レーンの先で鮮やかなストライクが決まる。
振り返ると、そこにはミユリさんが立っている。
メイド服。ショーアップ。
「来たのか」
「ボウリングって、不思議なスポーツよね」
ミユリさんは笑う。
「転びそうになるほど楽しいし」
ションも笑う。
「それがボウリングさ」
「ねぇ」
ミユリさんが手を差し出す。
「レーンウォークしましょ?」
2人はレーンへ降りる。
滑る。よろける。転びそうになって笑う。
ボクサーのように身構えては、
次の瞬間、子どものようにじゃれ合う。
勝ち負けなんて、どうでも良い。
その時、笑い合えることだけを考えて。
☆ ☆ ☆ ☆ ☆
空調機器の並ぶ、雑居ビルの狭い屋上。
ミユリさんはタブレットを開いて、
久しぶりにブログを描き始める。
"人は理性で生きようとする。
正しい答えを探し、
傷つかない道を選び、
誰も傷つかない未来を願う。
それでも、
心だけは理屈どおりには動かない。
思いもよらない人を好きになり、
忘れようと決めた人を忘れられず、
泣くつもりのない夜に涙を流す。
人の心は、
どうしようもなく弱く、
どうしようもなく優しい。
だから人生は、
ときどき思いがけない景色を
私に見せてくれる"
☆ ☆ ☆ ☆ ☆
レーンの上。
滑って転びそうになるミユリさん。
ションが抱き止める。
笑い声が響く。
あの夜の盆踊りとは違う笑い声。
それは、少しだけ未来へと続く笑い声だ。
☆ ☆ ☆ ☆ ☆
"私は気づいた。
誰かを忘れたから、
前を向けるわけじゃない。
誰かを好きだった記憶ごと抱えて、
それでももう1度笑えるようになる。
それが、生きて逝くというコトなのだ。
私はまた、ブログを描けるようになった。
ずっと止まっていた心が、もう1度
静かに呼吸を始めたから"
ミユリさんは"UPする"を推す。
画面が暗くなる。夜風だけが、
やさしく屋上を吹き抜けて逝く。
おしまい
今回は、海外ドラマによく登場する"プロム"を舞台に、恋を糧に成長していくヒロインたちの物語でした。が、引き続き、ヒロインは主人公は失恋中で超能力を失ったままです。

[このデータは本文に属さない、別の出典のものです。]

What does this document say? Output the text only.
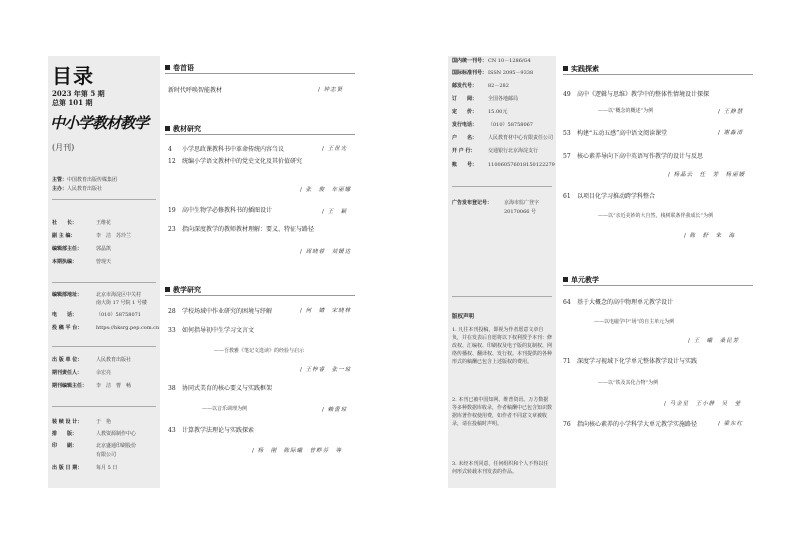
目录
2023 年第 5 期
总第 101 期
中小学教材教学
(月刊)
主管：中国教育出版传媒集团
主办：人民教育出版社
社　　长：	王维花
副 主 编：	李　洁　苏玲兰
编辑部主任：	郭晶凯
本期执编：	曾现天
编辑部地址：	北京市海淀区中关村
南大街 17 号院 1 号楼
电　　话：	（010）58758071
投 稿 平 台：	https://hksrg.pep.com.cn
出 版 单 位：	人民教育出版社
期刊责任人：	余宏亮
期刊编辑主任： 李　洁　曹　畅
装 帧 设 计：	于　艳
排　　版：	人教资源制作中心
印　　刷：	北京盛通印刷股份
有限公司
出 版 日 期：	每月 5 日
卷首语
新时代呼唤智能教材	/ 钟志贤
教材研究
4 小学思政课教科书中革命传统内容刍议	/ 王世光
12 统编小学语文教材中的党史文化及其价值研究
/ 张　俊　车丽娜
19 高中生物学必修教科书的插图设计	/ 王　颖
23 指向深度教学的教师教材理解：要义、特征与路径
/ 周晓蓉　刘媛达
教学研究
28 学校场域中作业研究的困境与纾解	/ 何　婧　宋晓林
33 如何指导初中生学习文言文
——吾教雅《笔记文选读》的经验与启示
/ 王梓睿　张一琼
38 协同式美育的核心要义与实践框架
——以音乐调理为例	/ 赖蕾琼
43 计算教学法理论与实践探索
/ 杨　刚　陈际曦　曾畔芬　等
国内统一刊号： CN 10－1286/G4
国际标准刊号： ISSN 2095－9338
邮发代号： 82－282
订　　阅： 全国各地邮局
定　　价： 15.00元
发行电话： （010）58758067
户　　名： 人民教育材中心有限责任公司
开 户 行：	交通银行北京海淀支行
账　　号： 110060576018150122279
广告发布登记号： 京海市监广登字
20170066 号
版权声明
1. 凡往本刊投稿，即视为作者愿意文章自负，并在发表后自愿将以下权利授予本刊：修改权、汇编权、印刷权及电子版的复制权、网络传播权、翻译权、发行权。本刊提供的各种形式的稿酬已包含上述版权的费用。
2. 本刊已被中国知网、维普资讯、万方数据等多种数据库收录，作者稿酬中已包含知识数据库著作权使用费，如作者不同意文章被收录，请在投稿时声明。
3. 未经本刊同意，任何组织和个人不得以任何形式转载本刊发表的作品。
实践探索
49 高中《逻辑与思维》教学中的整体性情境设计探探
——以“概念的概述”为例	/ 王静慧
53 构建“五动五感”高中语文阅读课堂	/ 谢淼清
57 核心素养导向下高中英语写作教学的设计与反思
/ 杨晶云　任　芳　杨丽媛
61 以项目化学习推动跨学科整合
——以“亲近美妙的大自然，栈树联条伴我成长”为例
/ 陈　舒　朱　海
单元教学
64 基于大概念的高中物理单元教学设计
——以电磁学中“场”的自主单元为例
/ 王　曦　桑昆芳
71 深度学习视域下化学单元整体教学设计与实践
——以“铁及其化合物”为例
/ 马金星　王小静　吴　莹
76 指向核心素养的小学科学大单元教学实施路径	/ 梁东红
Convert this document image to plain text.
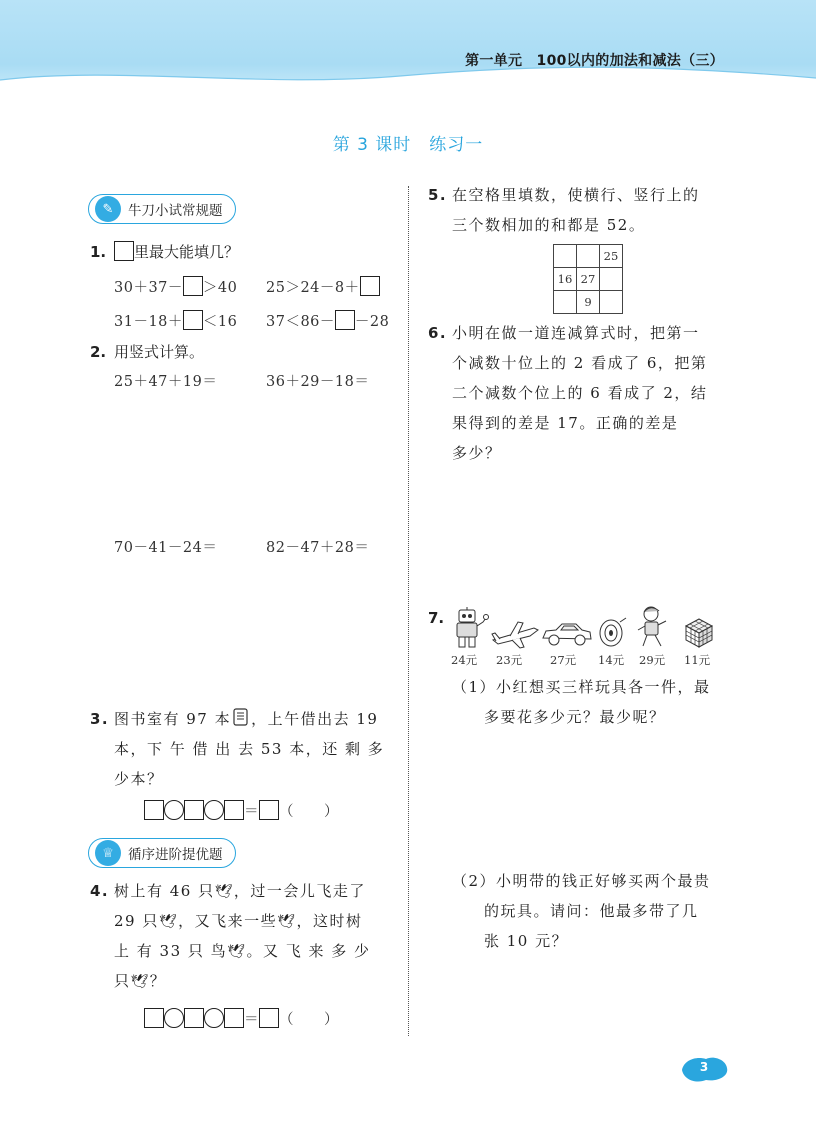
第一单元　100以内的加法和减法（三）
第 3 课时　练习一
✎	牛刀小试常规题
1. 里最大能填几？
30＋37－ ＞40 25＞24－8＋
31－18＋ ＜16 37＜86－ －28
2. 用竖式计算。
25＋47＋19＝	36＋29－18＝
70－41－24＝	82－47＋28＝
3. 图书室有 97 本 ，上午借出去 19
本，下 午 借 出 去 53 本，还 剩 多
少本？
＝ （　　）
♕	循序进阶提优题
4. 树上有 46 只🕊，过一会儿飞走了
29 只🕊，又飞来一些🕊，这时树
上 有 33 只 鸟🕊。又 飞 来 多 少
只🕊？
＝ （　　）
5. 在空格里填数，使横行、竖行上的
三个数相加的和都是 52。
		25
16	27	
	9	
6. 小明在做一道连减算式时，把第一
个减数十位上的 2 看成了 6，把第
二个减数个位上的 6 看成了 2，结
果得到的差是 17。正确的差是
多少？
7.
24元 23元 27元 14元 29元 11元
（1）小红想买三样玩具各一件，最
多要花多少元？最少呢？
（2）小明带的钱正好够买两个最贵
的玩具。请问：他最多带了几
张 10 元？
3
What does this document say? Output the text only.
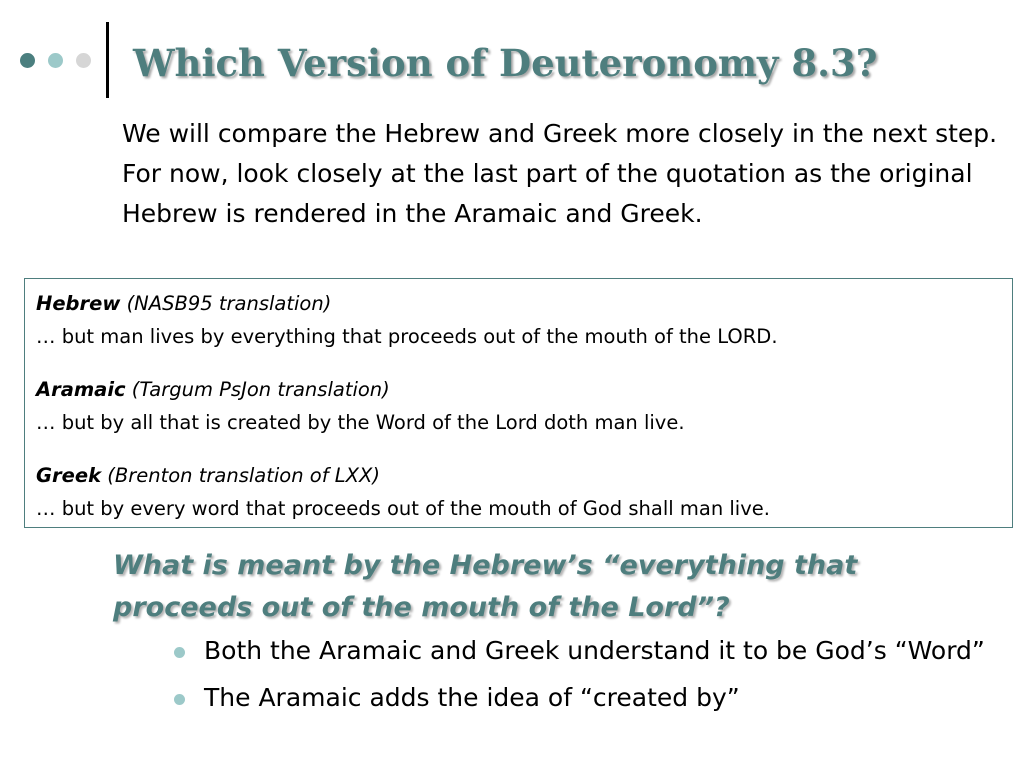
Which Version of Deuteronomy 8.3?

We will compare the Hebrew and Greek more closely in the next step. For now, look closely at the last part of the quotation as the original Hebrew is rendered in the Aramaic and Greek.

Hebrew (NASB95 translation)
… but man lives by everything that proceeds out of the mouth of the LORD.
Aramaic (Targum PsJon translation)
… but by all that is created by the Word of the Lord doth man live.
Greek (Brenton translation of LXX)
… but by every word that proceeds out of the mouth of God shall man live.

What is meant by the Hebrew’s “everything that proceeds out of the mouth of the Lord”?

Both the Aramaic and Greek understand it to be God’s “Word”
The Aramaic adds the idea of “created by”
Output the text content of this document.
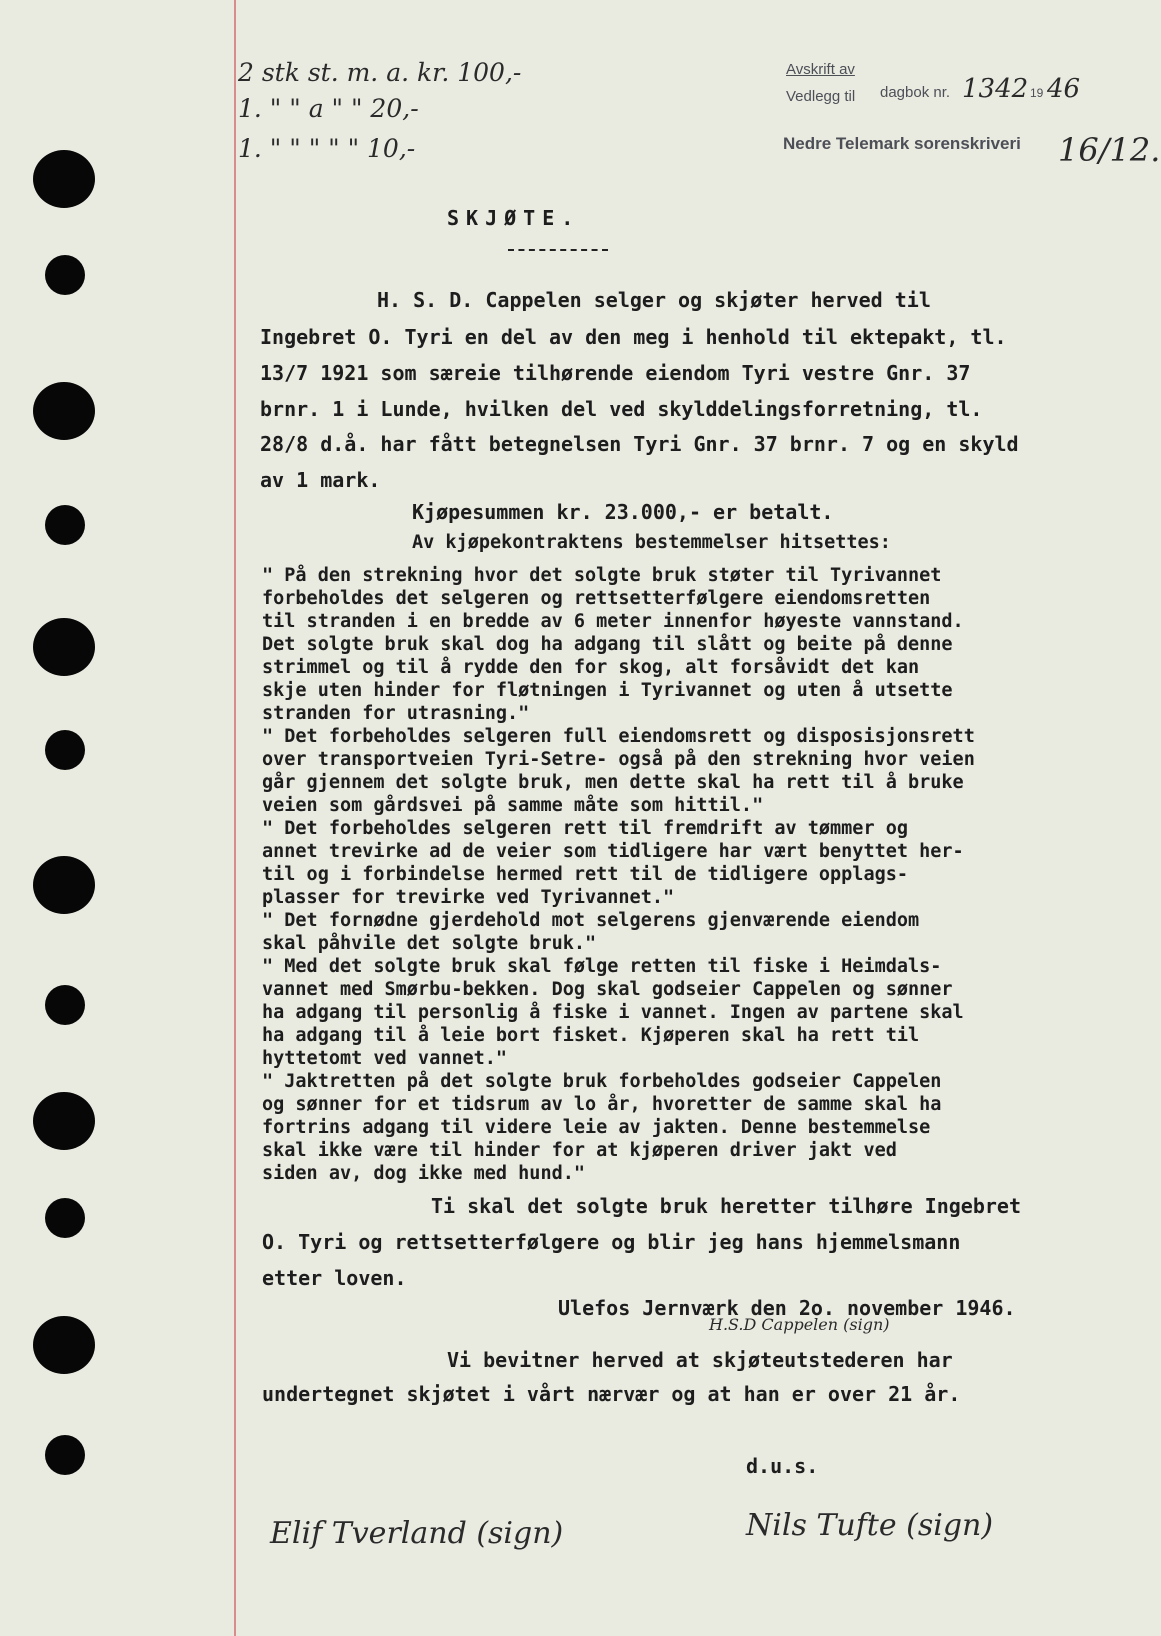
2 stk st. m. a. kr. 100,-
1. " " a " " 20,-
1. " " " " " 10,-
Avskrift av
dagbok nr.
Vedlegg til	1342 19 46
Nedre Telemark sorenskriveri 16/12.
SKJØTE.
H. S. D. Cappelen selger og skjøter herved til
Ingebret O. Tyri en del av den meg i henhold til ektepakt, tl.
13/7 1921 som særeie tilhørende eiendom Tyri vestre Gnr. 37
brnr. 1 i Lunde, hvilken del ved skylddelingsforretning, tl.
28/8 d.å. har fått betegnelsen Tyri Gnr. 37 brnr. 7 og en skyld
av 1 mark.
Kjøpesummen kr. 23.000,- er betalt.
Av kjøpekontraktens bestemmelser hitsettes:
" På den strekning hvor det solgte bruk støter til Tyrivannet
forbeholdes det selgeren og rettsetterfølgere eiendomsretten
til stranden i en bredde av 6 meter innenfor høyeste vannstand.
Det solgte bruk skal dog ha adgang til slått og beite på denne
strimmel og til å rydde den for skog, alt forsåvidt det kan
skje uten hinder for fløtningen i Tyrivannet og uten å utsette
stranden for utrasning."
" Det forbeholdes selgeren full eiendomsrett og disposisjonsrett
over transportveien Tyri-Setre- også på den strekning hvor veien
går gjennem det solgte bruk, men dette skal ha rett til å bruke
veien som gårdsvei på samme måte som hittil."
" Det forbeholdes selgeren rett til fremdrift av tømmer og
annet trevirke ad de veier som tidligere har vært benyttet her-
til og i forbindelse hermed rett til de tidligere opplags-
plasser for trevirke ved Tyrivannet."
" Det fornødne gjerdehold mot selgerens gjenværende eiendom
skal påhvile det solgte bruk."
" Med det solgte bruk skal følge retten til fiske i Heimdals-
vannet med Smørbu-bekken. Dog skal godseier Cappelen og sønner
ha adgang til personlig å fiske i vannet. Ingen av partene skal
ha adgang til å leie bort fisket. Kjøperen skal ha rett til
hyttetomt ved vannet."
" Jaktretten på det solgte bruk forbeholdes godseier Cappelen
og sønner for et tidsrum av lo år, hvoretter de samme skal ha
fortrins adgang til videre leie av jakten. Denne bestemmelse
skal ikke være til hinder for at kjøperen driver jakt ved
siden av, dog ikke med hund."
Ti skal det solgte bruk heretter tilhøre Ingebret
O. Tyri og rettsetterfølgere og blir jeg hans hjemmelsmann
etter loven.
Ulefos Jernværk den 2o. november 1946.
H.S.D Cappelen (sign)
Vi bevitner herved at skjøteutstederen har
undertegnet skjøtet i vårt nærvær og at han er over 21 år.
d.u.s.
Elif Tverland (sign)	Nils Tufte (sign)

だんだんペースが戻ってきて、会社生活は多忙なまま週1作のペースが戻ってきました。
海外ドラマでよく舞台となるニューヨークの街並みを、インバウンド熱気が一段落した感のある秋葉原に当てはめて展開してみました。
秋葉原を訪れる全ての人類が幸せになりますように。